The hidden world of nonverbal communication is actually not so hidden if you just know what to look for. It is a system inside of our body that permeates into every area of our lives even when we are alone. We can read an article, see someone on TV, or read a post on social media and literally turn our nose up at what we see. Some of us may scoff to ourselves, roll our eyes, or deliberately change the channel or keep scrolling. Everything sends a message of our displeasure. It can work the exact opposite way as well if we see something or someone we like.
There are many areas of nonverbal communication that we do not realize we are bringing into our relationships.
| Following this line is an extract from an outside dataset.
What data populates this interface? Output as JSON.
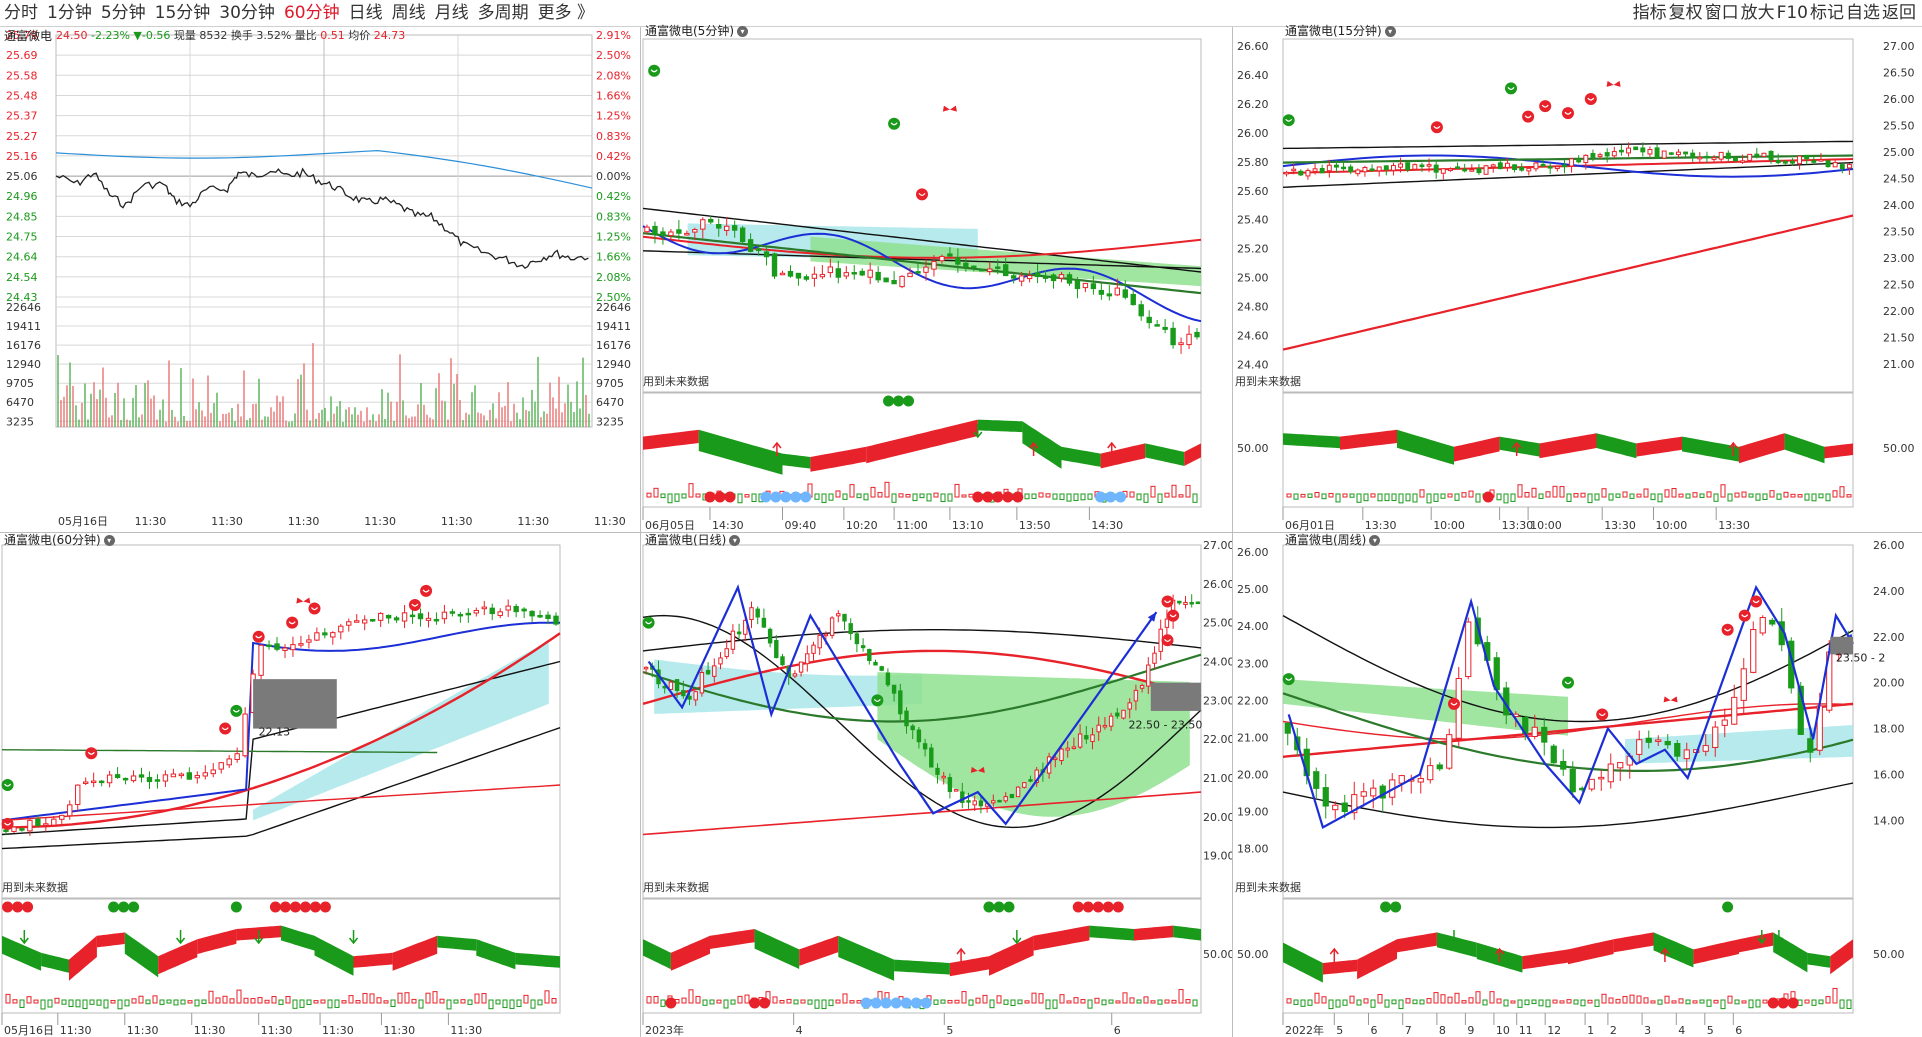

We love our partners and families and still try to maintain some assemblance of individuality. We still try to maintain our own emotions, wants, needs, and desires all while managing our partner’s as well as those around us. Sometimes that can become a burden causing our emotions to leak out via nonverbal communication. Nearly 93% of communication is nonverbal showing us the power it has. This emotional leakage can come in the form of sighs, eye roll, exasperated looks, turning away of the body, and so much more. As Julius Fast says ‘the body doesn’t know how to lie’.
Call it a cry for help or an intense, internal desire to communicate, but our nonverbals show our true colors, feelings, and emotions. Relational partners can use this information to open up new communication channels that were previously shut down or misinterpreted. Instead of being offended by what nonverbals signs we see with our partner, we can change our perception. Instead we can see them as an opportunity to engage with our partners on what is going on in their world. This does not have to always be done verbally though. It may be helpful to have a conversation if the context requires one, but the most powerful message we can send back may be nonverbally.
If I am at a party of large social gathering causing some social anxiety, instead of my partner questioning why I am behaving a certain way or criticizing my actions or moods, a simple hug, holding of the hand or light smile can change the direction of those interactions. Nonverbals have the power to change the trajectory of a moment with one or a few interactions. Sometimes what isn’t said is actually the most powerful.